At Human-Centric Engineering we are hosting conversational forums for people involved in the software engineering ecosystem to explore and share our struggles and insights from a human perspective.
Next Friday, 23rd February, at 12:00 GMT our Friday Forum is dedicated to the challenges of letting go of control and letting others take the lead.
Registrations for the free events are available here:
https://lu.ma/human-centric-engineering
Here is a video with John and Simon sharing their thoughts, touching on the difficulties we face when we relinquish control and have to trust others. This is a common challenge for Engineers when they step up to management and they have to let go of being the expert.

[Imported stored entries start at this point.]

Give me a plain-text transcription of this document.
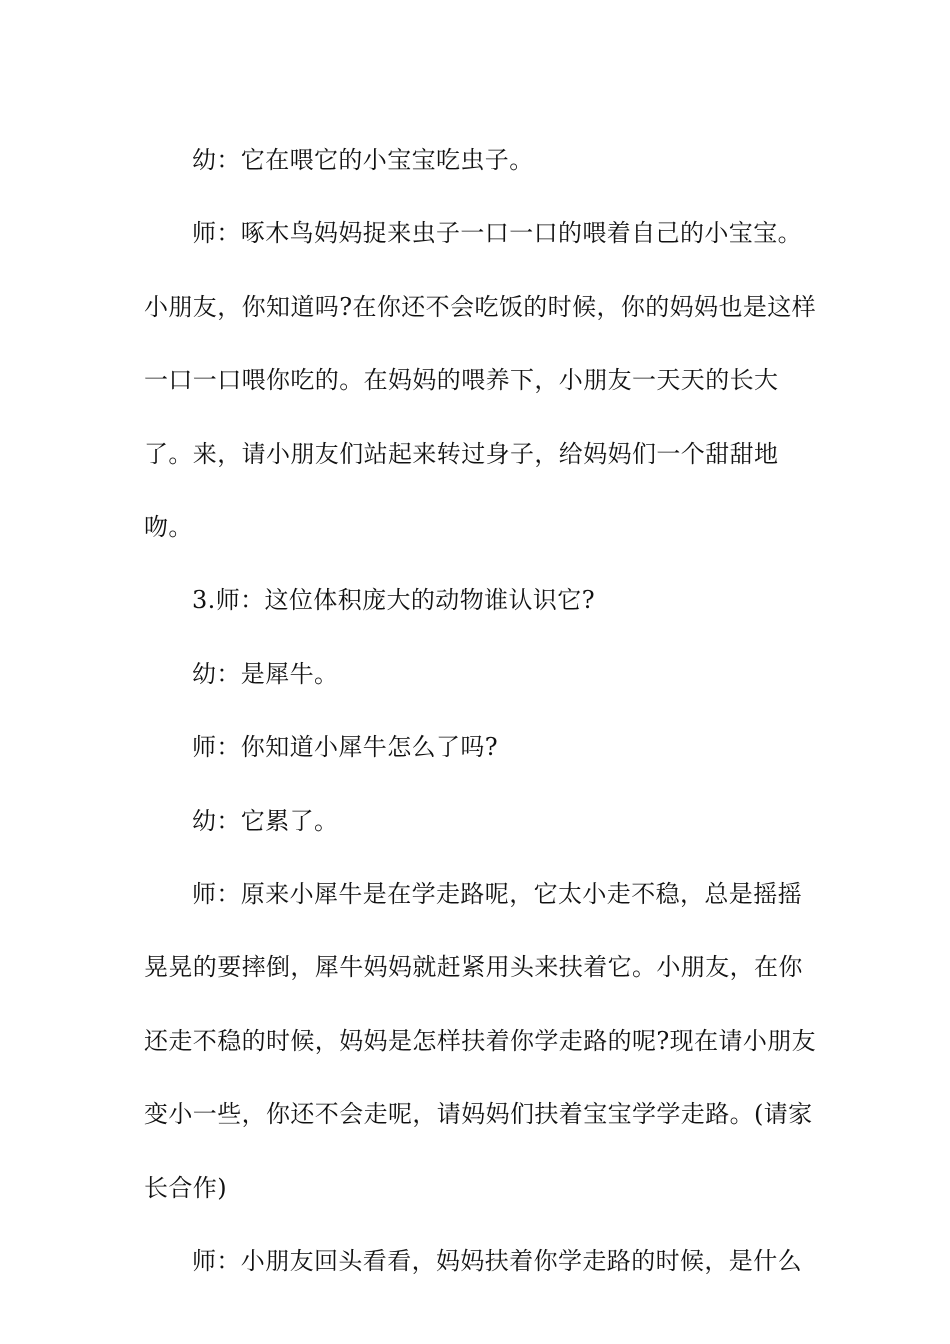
幼：它在喂它的小宝宝吃虫子。

师：啄木鸟妈妈捉来虫子一口一口的喂着自己的小宝宝。小朋友，你知道吗?在你还不会吃饭的时候，你的妈妈也是这样一口一口喂你吃的。在妈妈的喂养下，小朋友一天天的长大了。来，请小朋友们站起来转过身子，给妈妈们一个甜甜地吻。

3.师：这位体积庞大的动物谁认识它?

幼：是犀牛。

师：你知道小犀牛怎么了吗?

幼：它累了。

师：原来小犀牛是在学走路呢，它太小走不稳，总是摇摇晃晃的要摔倒，犀牛妈妈就赶紧用头来扶着它。小朋友，在你还走不稳的时候，妈妈是怎样扶着你学走路的呢?现在请小朋友变小一些，你还不会走呢，请妈妈们扶着宝宝学学走路。(请家长合作)

师：小朋友回头看看，妈妈扶着你学走路的时候，是什么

Over-controlling managers have the effect of reducing the agency of engineering teams, risking apathy, learned helplessness, and unnecessary bottlenecks as they need to seek their manager’s approval for decisions they could be making themselves.
Learning to let go of control is uncomfortable at first, but it is a necessary part of scaling. Once we give teams a clear direction, ensuring they have the information and skills to act, then we can hand over the reigns to a motivated, self-organised, autonomous teams. Trusting individuals and teams takes advantage of the Pygmalion effect, where people rise to the level of expectation you place upon them.
“You can’t unit test your team.”
One of the key light bulb moments for us was Simon’s insight “You can’t unit test your team” in the segment starting around 12:00 mins, as we were exploring the differences beteen having control over the complicated things we encounter with code and computer systems, but we can’t control complex adaptive systems in the same way, such as software engineering ecosystems involving human beings and human relationships.
Control is often an illusion, and the ripple effects of over-controlling can create a creeping bureauracracy that slows everything down.
We hope you enjoy the conversation and learn along with us, and we hope to see you soon in our online Friday Forums.